Top Ten Of The Week: Teabaggery

My goodness the ratings for the last five blogs sure stink.  Ain't had none of the recent ones go over 20 view since the 800th post.  I'm sure we'll continue that glorious streak once again.  Anyway the Printing era is now over, I'm now officially in Scanning, still employed thank God but adding another 20 miles to route of going to work and back and winter is coming.  Friday we had some big storms and tornadoes that made a mess out of Macy and Wayne Nebraska, Jefferson South Dakota and Quimby and parts of Molville Iowa.  And Sturgis had about 20 inches of snow.  Thankfully, down here the front went through without major storms.  Save that crap for springtime.

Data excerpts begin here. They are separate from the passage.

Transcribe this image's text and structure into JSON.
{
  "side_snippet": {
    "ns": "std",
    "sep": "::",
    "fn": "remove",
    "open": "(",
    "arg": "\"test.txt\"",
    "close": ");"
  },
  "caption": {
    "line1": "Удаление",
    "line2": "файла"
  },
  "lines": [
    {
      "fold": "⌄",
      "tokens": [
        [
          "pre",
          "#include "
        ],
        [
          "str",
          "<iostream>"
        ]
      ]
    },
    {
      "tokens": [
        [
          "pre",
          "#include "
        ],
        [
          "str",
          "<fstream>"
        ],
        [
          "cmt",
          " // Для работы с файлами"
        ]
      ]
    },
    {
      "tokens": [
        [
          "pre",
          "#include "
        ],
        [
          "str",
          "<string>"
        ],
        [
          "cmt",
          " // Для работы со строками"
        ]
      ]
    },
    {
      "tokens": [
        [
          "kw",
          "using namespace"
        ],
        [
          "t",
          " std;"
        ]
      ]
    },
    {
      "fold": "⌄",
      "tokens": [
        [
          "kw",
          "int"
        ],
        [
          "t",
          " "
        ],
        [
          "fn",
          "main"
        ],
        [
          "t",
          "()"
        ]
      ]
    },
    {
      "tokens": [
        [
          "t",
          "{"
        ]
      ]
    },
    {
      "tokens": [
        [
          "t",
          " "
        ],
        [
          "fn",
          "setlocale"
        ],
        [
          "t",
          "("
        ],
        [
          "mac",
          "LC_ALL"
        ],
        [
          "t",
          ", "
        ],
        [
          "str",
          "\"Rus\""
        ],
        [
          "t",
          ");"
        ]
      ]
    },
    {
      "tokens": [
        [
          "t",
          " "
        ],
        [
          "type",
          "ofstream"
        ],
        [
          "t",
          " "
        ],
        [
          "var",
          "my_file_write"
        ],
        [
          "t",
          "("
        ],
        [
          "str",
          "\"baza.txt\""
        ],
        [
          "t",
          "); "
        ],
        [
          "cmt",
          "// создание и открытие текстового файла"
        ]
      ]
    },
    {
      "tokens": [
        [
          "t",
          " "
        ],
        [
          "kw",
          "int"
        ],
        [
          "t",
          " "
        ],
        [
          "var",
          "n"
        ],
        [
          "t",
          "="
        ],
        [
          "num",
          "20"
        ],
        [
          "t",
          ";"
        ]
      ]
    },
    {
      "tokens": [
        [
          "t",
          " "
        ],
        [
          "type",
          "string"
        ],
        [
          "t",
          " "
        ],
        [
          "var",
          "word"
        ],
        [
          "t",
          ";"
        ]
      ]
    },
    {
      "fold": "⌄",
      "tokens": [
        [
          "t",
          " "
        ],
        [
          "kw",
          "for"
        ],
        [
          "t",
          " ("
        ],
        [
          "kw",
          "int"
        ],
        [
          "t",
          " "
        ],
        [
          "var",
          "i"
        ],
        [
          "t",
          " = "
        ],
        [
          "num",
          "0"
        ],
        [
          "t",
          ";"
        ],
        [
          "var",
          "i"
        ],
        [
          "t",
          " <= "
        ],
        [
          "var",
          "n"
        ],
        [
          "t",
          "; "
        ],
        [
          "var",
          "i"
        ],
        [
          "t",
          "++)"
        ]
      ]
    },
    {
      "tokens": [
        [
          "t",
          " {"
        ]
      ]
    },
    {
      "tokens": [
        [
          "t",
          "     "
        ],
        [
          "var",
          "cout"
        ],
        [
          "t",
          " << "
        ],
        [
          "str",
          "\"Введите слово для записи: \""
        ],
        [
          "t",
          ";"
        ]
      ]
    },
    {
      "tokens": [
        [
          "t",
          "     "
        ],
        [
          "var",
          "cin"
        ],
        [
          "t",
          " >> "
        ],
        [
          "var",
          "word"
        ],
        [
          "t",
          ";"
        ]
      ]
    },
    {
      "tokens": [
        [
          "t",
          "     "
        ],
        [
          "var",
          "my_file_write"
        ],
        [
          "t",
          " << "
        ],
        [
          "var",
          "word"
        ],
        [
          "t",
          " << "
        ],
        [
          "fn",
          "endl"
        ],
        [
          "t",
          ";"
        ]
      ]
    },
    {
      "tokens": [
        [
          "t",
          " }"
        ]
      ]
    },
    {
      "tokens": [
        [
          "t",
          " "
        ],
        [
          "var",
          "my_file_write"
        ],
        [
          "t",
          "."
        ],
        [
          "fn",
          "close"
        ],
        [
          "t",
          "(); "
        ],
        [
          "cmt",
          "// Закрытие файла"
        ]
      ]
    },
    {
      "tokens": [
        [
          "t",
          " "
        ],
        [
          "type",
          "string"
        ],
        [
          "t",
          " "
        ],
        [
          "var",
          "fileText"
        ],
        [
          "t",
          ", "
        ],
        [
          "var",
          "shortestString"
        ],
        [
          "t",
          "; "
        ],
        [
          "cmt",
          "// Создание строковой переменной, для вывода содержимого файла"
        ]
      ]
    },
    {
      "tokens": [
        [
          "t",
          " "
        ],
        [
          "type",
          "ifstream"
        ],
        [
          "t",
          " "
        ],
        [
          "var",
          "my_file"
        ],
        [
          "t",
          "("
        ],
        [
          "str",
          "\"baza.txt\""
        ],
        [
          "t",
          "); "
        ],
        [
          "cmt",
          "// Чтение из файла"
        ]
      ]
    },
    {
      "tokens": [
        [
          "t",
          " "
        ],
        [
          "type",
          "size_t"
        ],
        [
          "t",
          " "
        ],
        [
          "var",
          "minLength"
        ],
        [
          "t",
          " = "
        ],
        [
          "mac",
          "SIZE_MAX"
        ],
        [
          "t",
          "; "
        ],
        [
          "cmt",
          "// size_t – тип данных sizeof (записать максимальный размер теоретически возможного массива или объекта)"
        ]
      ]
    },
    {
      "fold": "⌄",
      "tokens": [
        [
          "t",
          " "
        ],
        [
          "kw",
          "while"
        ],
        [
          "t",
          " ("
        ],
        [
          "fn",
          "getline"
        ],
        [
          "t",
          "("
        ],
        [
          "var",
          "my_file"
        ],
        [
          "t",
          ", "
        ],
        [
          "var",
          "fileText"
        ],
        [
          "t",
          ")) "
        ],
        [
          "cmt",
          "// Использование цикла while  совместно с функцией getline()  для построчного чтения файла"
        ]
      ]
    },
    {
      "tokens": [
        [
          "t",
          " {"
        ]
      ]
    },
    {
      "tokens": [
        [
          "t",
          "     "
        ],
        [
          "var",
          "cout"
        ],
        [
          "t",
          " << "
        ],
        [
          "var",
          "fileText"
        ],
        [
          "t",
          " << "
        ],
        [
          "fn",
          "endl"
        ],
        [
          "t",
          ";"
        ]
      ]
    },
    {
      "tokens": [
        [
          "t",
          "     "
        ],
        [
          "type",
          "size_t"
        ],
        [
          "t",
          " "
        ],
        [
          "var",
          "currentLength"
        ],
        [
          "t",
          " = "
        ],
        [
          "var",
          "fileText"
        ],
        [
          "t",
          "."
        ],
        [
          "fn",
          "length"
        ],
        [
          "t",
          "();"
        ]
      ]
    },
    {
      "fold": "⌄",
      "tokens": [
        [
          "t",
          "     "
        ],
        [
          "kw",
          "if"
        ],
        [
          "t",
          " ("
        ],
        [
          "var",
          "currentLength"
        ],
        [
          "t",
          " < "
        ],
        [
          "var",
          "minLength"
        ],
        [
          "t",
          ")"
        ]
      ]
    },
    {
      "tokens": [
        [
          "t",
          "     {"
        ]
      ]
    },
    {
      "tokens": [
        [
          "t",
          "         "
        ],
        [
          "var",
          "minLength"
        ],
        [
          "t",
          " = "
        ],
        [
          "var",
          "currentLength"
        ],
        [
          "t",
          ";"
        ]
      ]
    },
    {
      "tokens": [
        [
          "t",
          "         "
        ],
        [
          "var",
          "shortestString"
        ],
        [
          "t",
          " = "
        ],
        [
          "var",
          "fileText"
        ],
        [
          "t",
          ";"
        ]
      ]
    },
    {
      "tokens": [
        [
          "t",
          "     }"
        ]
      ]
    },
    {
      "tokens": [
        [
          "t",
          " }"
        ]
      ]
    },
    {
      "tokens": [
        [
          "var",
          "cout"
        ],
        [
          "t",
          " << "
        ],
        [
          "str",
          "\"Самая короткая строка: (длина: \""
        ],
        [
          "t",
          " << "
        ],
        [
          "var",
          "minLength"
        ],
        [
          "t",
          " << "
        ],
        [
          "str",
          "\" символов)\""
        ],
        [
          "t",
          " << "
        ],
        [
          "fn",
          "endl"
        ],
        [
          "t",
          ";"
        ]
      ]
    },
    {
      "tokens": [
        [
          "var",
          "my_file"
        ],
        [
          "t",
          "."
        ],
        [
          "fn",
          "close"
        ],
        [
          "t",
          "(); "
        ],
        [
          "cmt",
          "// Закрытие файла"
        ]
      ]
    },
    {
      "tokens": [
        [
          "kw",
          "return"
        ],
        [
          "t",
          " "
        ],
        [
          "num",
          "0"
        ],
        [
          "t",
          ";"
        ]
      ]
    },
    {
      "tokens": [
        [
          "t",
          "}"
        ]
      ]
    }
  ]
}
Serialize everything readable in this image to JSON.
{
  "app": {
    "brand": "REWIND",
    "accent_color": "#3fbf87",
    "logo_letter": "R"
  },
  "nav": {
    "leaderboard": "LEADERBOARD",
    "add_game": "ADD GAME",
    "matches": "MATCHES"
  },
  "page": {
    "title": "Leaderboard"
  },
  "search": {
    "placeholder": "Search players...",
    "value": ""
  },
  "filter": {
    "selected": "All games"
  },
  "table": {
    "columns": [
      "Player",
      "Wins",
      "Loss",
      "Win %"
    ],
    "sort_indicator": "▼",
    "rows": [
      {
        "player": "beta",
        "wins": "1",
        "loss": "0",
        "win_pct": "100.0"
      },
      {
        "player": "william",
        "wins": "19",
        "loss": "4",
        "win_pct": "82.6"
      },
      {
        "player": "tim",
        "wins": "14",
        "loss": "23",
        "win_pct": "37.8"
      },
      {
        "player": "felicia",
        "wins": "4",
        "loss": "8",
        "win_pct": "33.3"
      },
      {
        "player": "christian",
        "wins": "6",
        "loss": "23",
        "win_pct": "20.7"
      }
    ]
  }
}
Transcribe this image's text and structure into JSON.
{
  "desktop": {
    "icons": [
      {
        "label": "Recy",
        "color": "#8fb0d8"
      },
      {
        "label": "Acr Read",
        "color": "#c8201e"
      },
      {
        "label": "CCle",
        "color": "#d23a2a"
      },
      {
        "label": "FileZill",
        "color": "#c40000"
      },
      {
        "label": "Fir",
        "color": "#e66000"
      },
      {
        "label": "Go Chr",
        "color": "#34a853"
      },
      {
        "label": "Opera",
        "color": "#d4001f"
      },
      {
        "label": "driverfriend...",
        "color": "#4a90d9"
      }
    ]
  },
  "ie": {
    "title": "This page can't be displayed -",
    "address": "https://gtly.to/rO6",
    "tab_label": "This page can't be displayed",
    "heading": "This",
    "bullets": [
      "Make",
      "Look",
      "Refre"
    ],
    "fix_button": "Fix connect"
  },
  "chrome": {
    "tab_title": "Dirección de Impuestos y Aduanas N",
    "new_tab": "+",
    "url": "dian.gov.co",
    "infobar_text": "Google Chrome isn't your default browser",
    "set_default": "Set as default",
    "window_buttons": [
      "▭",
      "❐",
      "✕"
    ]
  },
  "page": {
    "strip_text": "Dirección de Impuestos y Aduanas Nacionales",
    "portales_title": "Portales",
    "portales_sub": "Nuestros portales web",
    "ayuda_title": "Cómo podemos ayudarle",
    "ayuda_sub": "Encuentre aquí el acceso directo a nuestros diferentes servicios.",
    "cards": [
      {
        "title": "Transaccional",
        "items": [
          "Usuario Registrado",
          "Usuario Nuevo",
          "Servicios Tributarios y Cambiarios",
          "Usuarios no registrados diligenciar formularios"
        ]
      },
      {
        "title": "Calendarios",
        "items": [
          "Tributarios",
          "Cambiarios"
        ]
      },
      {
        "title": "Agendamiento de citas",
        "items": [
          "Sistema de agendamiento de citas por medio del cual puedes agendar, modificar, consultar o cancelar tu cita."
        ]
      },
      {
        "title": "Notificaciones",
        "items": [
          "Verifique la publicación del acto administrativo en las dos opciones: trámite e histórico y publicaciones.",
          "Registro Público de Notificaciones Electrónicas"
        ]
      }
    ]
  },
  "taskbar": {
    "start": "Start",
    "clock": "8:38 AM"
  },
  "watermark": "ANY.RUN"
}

The big mess is Congress shutting down and the Teaquda aka the Tea Party Texans have been looking out for their own interests.  Fuck you and me, one Texas senior prick Randy Neugebarger chided a Washington park Ranger for denying people to enter the WWII War Memorial, after he and the pricks shut the damn government down themselves.  Never since the 60s have we have seen such polarizing forces, helped by big lobby money and the Koch Brothers to help themselves and leave the poor out to fend for themselves.  Most of the assholes are from Texas.  Somebody mentioned that maybe we should give Texas back to Mexico, I don't think the Mexicans want them back either.  Don't get me wrong, I have friends down in Texas that have supported my blogs from time to time and most of them shared my feelings.  But there's creep, Ted Cruz who is making a mockery of democracy by yammering on a 21 hour bullshit rant rave about the Affordable Health Care Act and even read his children a bedtime story...at taxpayer's expense no doubt.  This is the kind of BULLSHIT that has plagued us since 9/11 and the Teabaggers and the Koch Brothers are doing a fine job destroying the US from the inside, them and that John Boehner, Speaker Drunk of the House.  Too bad we can't vote them out but then these pricks would redraw the line so that the more Conservative votes will fall into their area.  Just like Steve King, A hole from the other side of the state and too damn bad that F4 tornado didn't blow his ass away to oblivion.  And meanwhile some bitch woman (Republican no doubt) complains that she should get paid, even though congress is shut down.  Say hello to Republicant Do Nothing Renee Ellmers.  (She has since backtracked from that remark but there's another yayhoo that complains he can't make his nice house payment from a shutdown (Republican from Nebraska Lee Terry, they're all Republicans, WTF Terry, Koch Brothers ain't paying you enough?)   Terry is from the other side of the Missouri to which the other side has Steve King.  No wonder I don't go out to that area.  Too many Koch Heads out there.



The Top Ten Of The Week:



1.  Bare Trees-Fleetwood Mac  1972
     When You Say-Christine Perfect 1970
I'm sure you heard about Christine McVie rejoining Fleetwood Mac on one song during their swing through the UK last month and as much as I like Don't Stop is that it's not a song that I'll be playing on my own anymore, classic rock radio ran it into the ground just like most of the stuff off Rumours. But four years before hand McVie joined the band around the time of Kiln House and seeing Jeremy Spencer go bye bye and Bob Welch hello hello.  Bare Trees turned out to be final goodbye for Danny Kirwan who would get booted out due to freaky behavior.  Bare Trees got plenty of FM airplay in the mid 70s and that turned out to be one of the first albums that I bought on my own.  Around 1970 Blue Horizon put out The Legendary Christine Perfect Album (later issued by Sire a few years later) and is the most blues and soul based from the future Mrs. McVie and upon hearing it once again it still holds up quite nicely.  Perfect covers this song, originally done by Fleetwood Mac on the Then Play On album.  Something sounding similar to  Sandy Denny and Fairport Convention had they cover this song.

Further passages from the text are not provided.